Is the hegemony of the dollar in danger? A multipolar monetary system is likely.”

The website the monetary tightening policy pursued by the Federal Reserve (Fed) to control inflation has effects beyond price stability, and one of them is the dollar strengthCredit Suisse analysts warn that they “can be more devastating” for the rest of the world than a weak currency, and envision a scenario in which the strong dollar “can be more devastating” for the rest of the world than a weak currency. weak currency, and they envision a scenario in which the global monetary system is moving towards a more multilateral approach..

The Swiss bank sees parallels between the current situation in the United States and what happened from the 1970s, when “.confidence in the US dollar was badly shaken.“. In the years following the abandonment of the gold standard, the country also faced monetary tightening which caused significant damage to many emerging markets, which had borrowed in dollars.

In attempting to assess the future role of the U.S. dollar in the global monetary system, one must pay great attention to the potential macroeconomic instabilities in the United States. and warns of “extreme volatility and an unusually high level of price level uncertaintywhich has resulted in high interest rate and currency volatility”.

The Fed is not moving from its objective of bringing inflation back to the 2% target, for which it has already argued that it will will continue to raise interest rates for at least some time.This will make the US dollar even stronger against other currencies.

“In sum, if the macroeconomic imbalances in the United States are indeed large, it remains to be seen to what extent this can undermine confidence in the reserve currency.. Analysts will be watching the markets for signs that confidence in the US dollar is eroding.“, they say.

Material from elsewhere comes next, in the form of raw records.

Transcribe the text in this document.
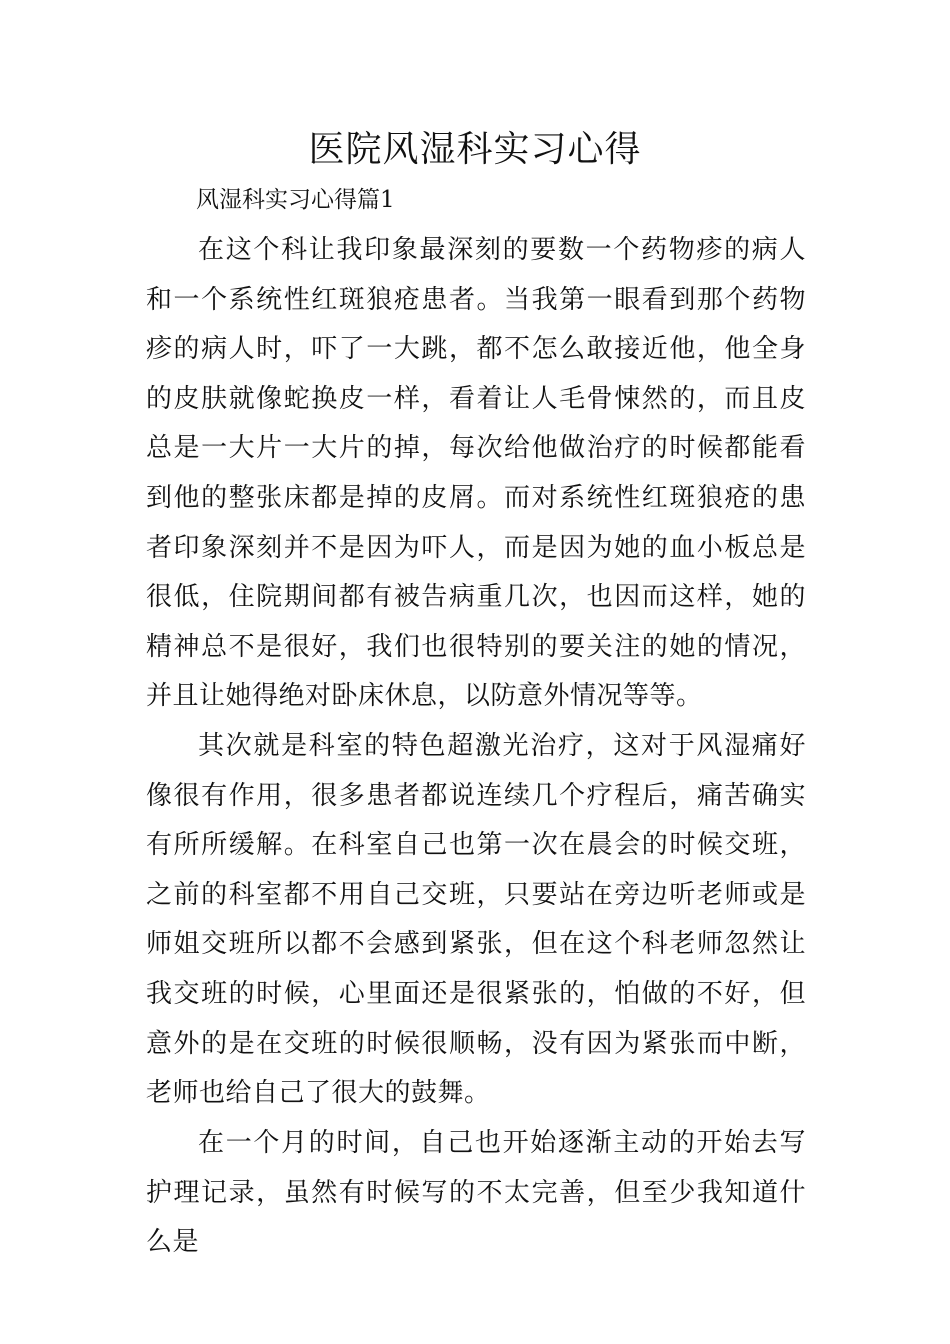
医院风湿科实习心得
风湿科实习心得篇1

在这个科让我印象最深刻的要数一个药物疹的病人和一个系统性红斑狼疮患者。当我第一眼看到那个药物疹的病人时，吓了一大跳，都不怎么敢接近他，他全身的皮肤就像蛇换皮一样，看着让人毛骨悚然的，而且皮总是一大片一大片的掉，每次给他做治疗的时候都能看到他的整张床都是掉的皮屑。而对系统性红斑狼疮的患者印象深刻并不是因为吓人，而是因为她的血小板总是很低，住院期间都有被告病重几次，也因而这样，她的精神总不是很好，我们也很特别的要关注的她的情况，并且让她得绝对卧床休息，以防意外情况等等。

其次就是科室的特色超激光治疗，这对于风湿痛好像很有作用，很多患者都说连续几个疗程后，痛苦确实有所所缓解。在科室自己也第一次在晨会的时候交班，之前的科室都不用自己交班，只要站在旁边听老师或是师姐交班所以都不会感到紧张，但在这个科老师忽然让我交班的时候，心里面还是很紧张的，怕做的不好，但意外的是在交班的时候很顺畅，没有因为紧张而中断，老师也给自己了很大的鼓舞。

在一个月的时间，自己也开始逐渐主动的开始去写护理记录，虽然有时候写的不太完善，但至少我知道什么是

One of the aspects that best reflects the hegemony of the dollar is its weight in international foreign exchange reservesAlthough the floating exchange rates, improved macroeconomic policies and the availability of swap lines. central banks reduce the need for such reserves”. At the same time, “the main central banks are diversifying away from the US dollar, perhaps to limit the risk of sanctions”.

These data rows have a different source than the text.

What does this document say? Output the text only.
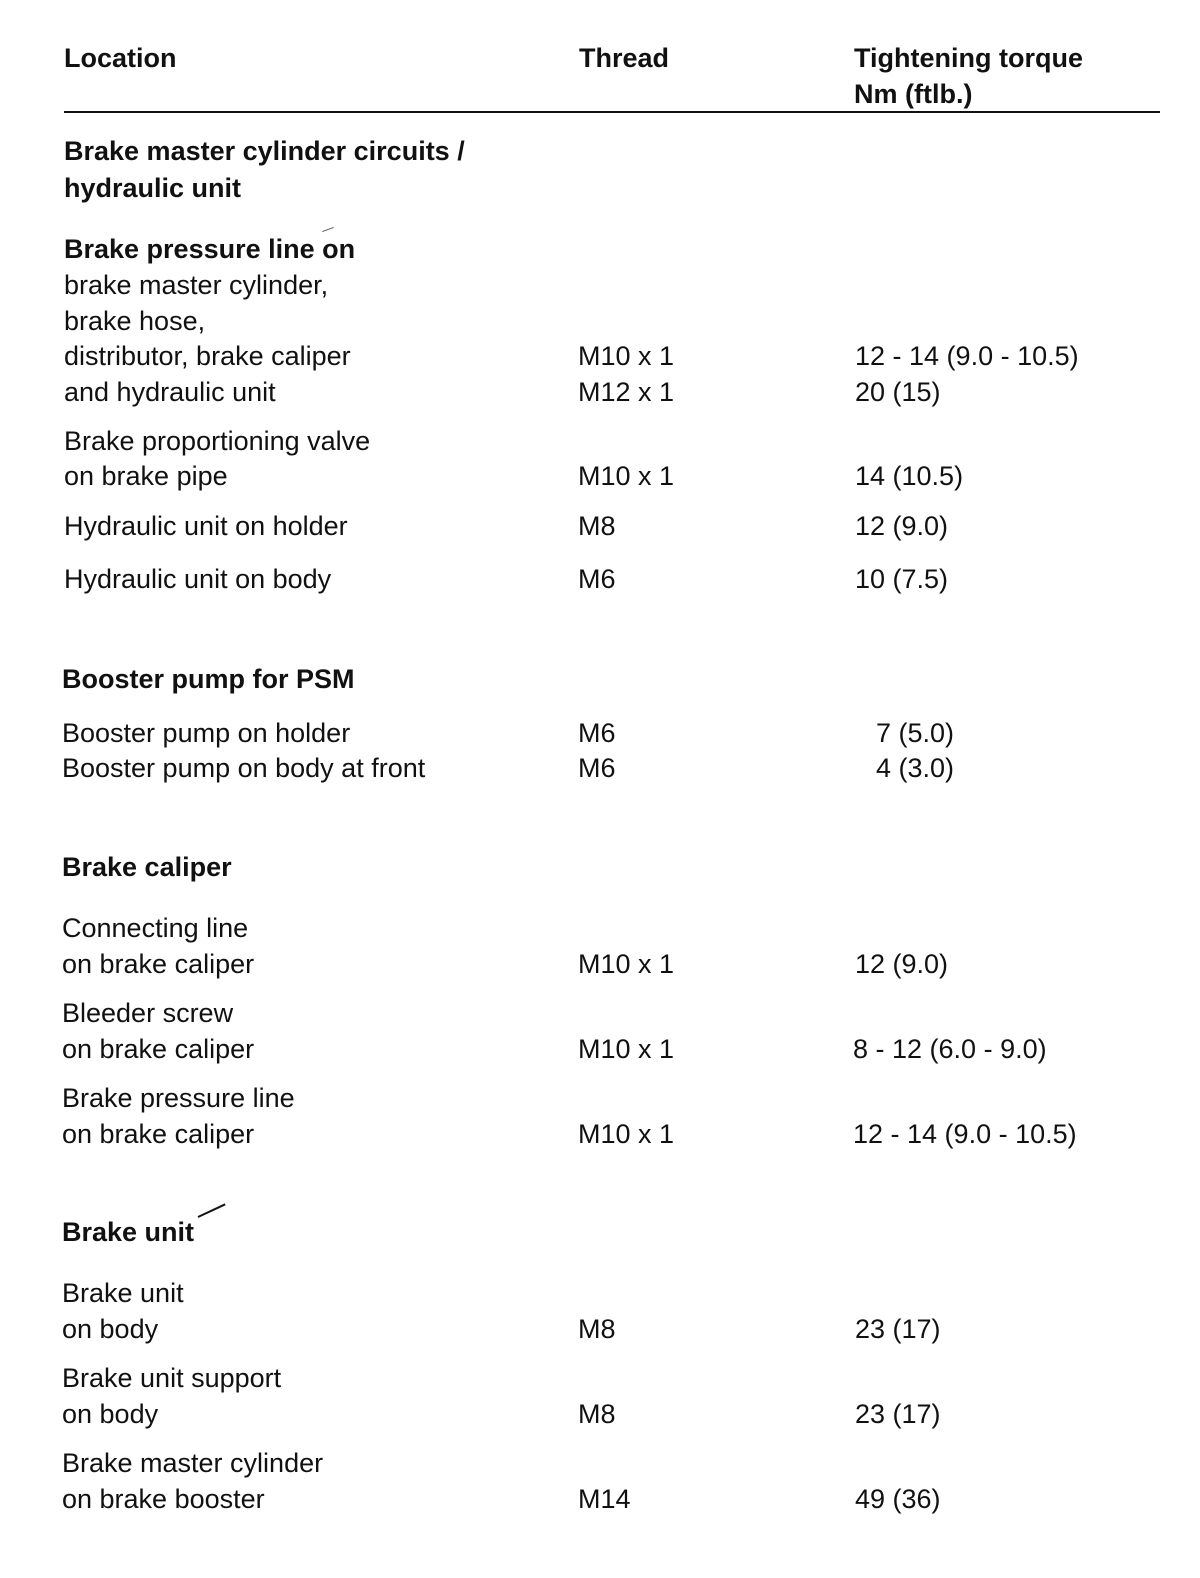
Location	Thread	Tightening torque
Nm (ftlb.)
Brake master cylinder circuits /
hydraulic unit
Brake pressure line on
brake master cylinder,
brake hose,
distributor, brake caliper	M10 x 1	12 - 14 (9.0 - 10.5)
and hydraulic unit	M12 x 1	20 (15)
Brake proportioning valve
on brake pipe	M10 x 1	14 (10.5)
Hydraulic unit on holder	M8	12 (9.0)
Hydraulic unit on body	M6	10 (7.5)
Booster pump for PSM
Booster pump on holder	M6	7 (5.0)
Booster pump on body at front	M6	4 (3.0)
Brake caliper
Connecting line
on brake caliper	M10 x 1	12 (9.0)
Bleeder screw
on brake caliper	M10 x 1	8 - 12 (6.0 - 9.0)
Brake pressure line
on brake caliper	M10 x 1	12 - 14 (9.0 - 10.5)
Brake unit
Brake unit
on body	M8	23 (17)
Brake unit support
on body	M8	23 (17)
Brake master cylinder
on brake booster	M14	49 (36)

If the dollar ends up losing its presence in international relations, other currencies will try to occupy its throne, and China is one of the countries that could try to promote its currency, the it has already been at the forefront of efforts to develop an alternative international payment system, as well as arrangements to improve the mutual supportiveness of central banks in emerging markets.

However, Credit Suisse believes that the Asian giant “cannot or will not establish its own currency as a serious rival to the US dollar”.and there are also no other candidates for this role so far”, which “does not mean that the position of the American dollar will remain unchanged and unchallenged”, and they point out that “a The trend towards a more multipolar model of the monetary system is, in fact, already visible…”.“.

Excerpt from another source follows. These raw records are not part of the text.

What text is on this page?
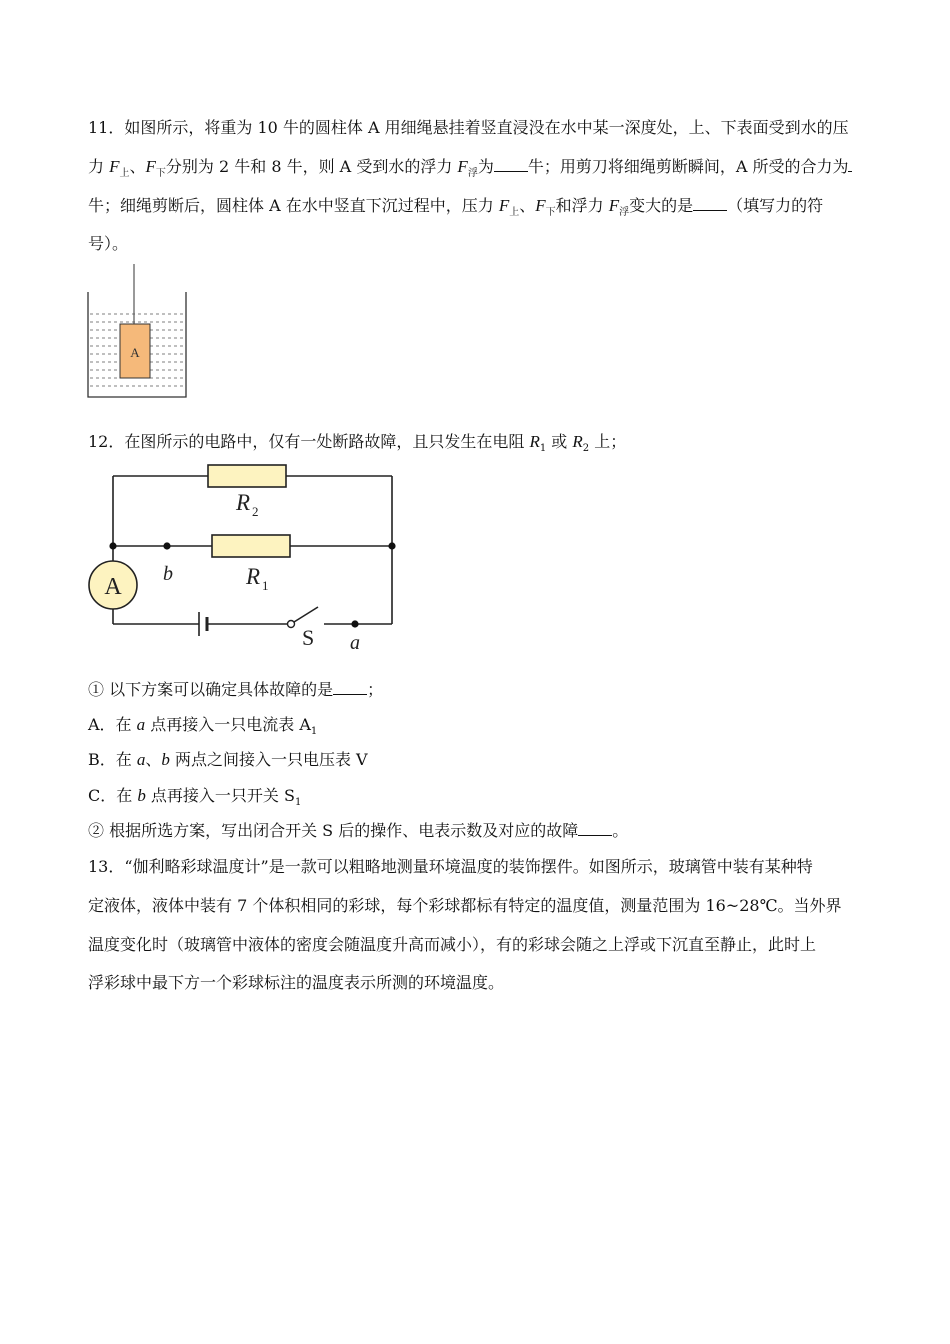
11．如图所示，将重为 10 牛的圆柱体 A 用细绳悬挂着竖直浸没在水中某一深度处，上、下表面受到水的压
力 $F_上$、$F_下$分别为 2 牛和 8 牛，则 A 受到水的浮力 $F_浮$为 牛；用剪刀将细绳剪断瞬间，A 所受的合力为
牛；细绳剪断后，圆柱体 A 在水中竖直下沉过程中，压力 $F_上$、$F_下$和浮力 $F_浮$变大的是 （填写力的符
号）。
A
12．在图所示的电路中，仅有一处断路故障，且只发生在电阻 $R_1$ 或 $R_2$ 上；
A
R 2
R 1
b
S a
① 以下方案可以确定具体故障的是 ；
A．在 a 点再接入一只电流表 $A_1$
B．在 a、b 两点之间接入一只电压表 V
C．在 b 点再接入一只开关 $S_1$
② 根据所选方案，写出闭合开关 S 后的操作、电表示数及对应的故障 。
13．“伽利略彩球温度计”是一款可以粗略地测量环境温度的装饰摆件。如图所示，玻璃管中装有某种特
定液体，液体中装有 7 个体积相同的彩球，每个彩球都标有特定的温度值，测量范围为 16~28℃。当外界
温度变化时（玻璃管中液体的密度会随温度升高而减小），有的彩球会随之上浮或下沉直至静止，此时上
浮彩球中最下方一个彩球标注的温度表示所测的环境温度。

“For the foreseeable future, it seems unlikely that China will fully liberalize and open up its financial markets. for cross-border transactions. This is the main reason why the renminbi’s share in global foreign exchange reserves remains very low,” they say.

Nor do they see the euro capable of supplanting the dollar, despite the fact that it accounts for about 20% of the world’s international reserves. “and it is also freely tradable across borders, an essential prerequisite for a top currency.”

” The Eurozone policymakers are clearly not trying to ensure that their currency can play such a role.. The European Central Bank (ECB) focuses almost exclusively on the national economy. Furthermore, the Eurozone is (at least so far) still far from being a full-fledged fiscal union and therefore does not have a security asset for the whole territory like US Treasury bonds” , they say.

The absence of such an element means that “there is no very liquid and homogeneous asset that the rest of the world could hold as reserves”.“This comes on top of other obstacles, such as the lack of an integrated capital market and the lack of a banking union.


The creation of a world currency may seem utopian to many, although this possibility has been advocated by internationally renowned economists, from John Maynard Keynes Nobel laureate Robert Mundell.

One of the assets that may bear the greatest similarities to a global currency is the Special Drawing Rights (SDR)which are used within the International Monetary Fund (IMF), although their volume is determined by the amount of capital contributed by the various countries to the IMF.

Credit Suisse points out that “ the IMF does not have the power to create additional SDRs out of thin air, as would be necessary in the case of an effective world central bank“So it should come as no surprise that the proposals to create a global currency have not succeeded and, in the current geopolitical context, this is even less likely”.

“Deliver the the power to print money from its own central bank to a supranational authority requires enormous mutual trust between countries. Such a transfer is only possible if a political union is formed,” they say.

Nevertheless, these analysts are in favor of the ” a more multipolar system ” due to increase in bilateral agreements in trade between many countries, allowing for returns to scale in the use of their respective currencies instead of the US dollar” and “the deepening of local capital markets in emerging markets”.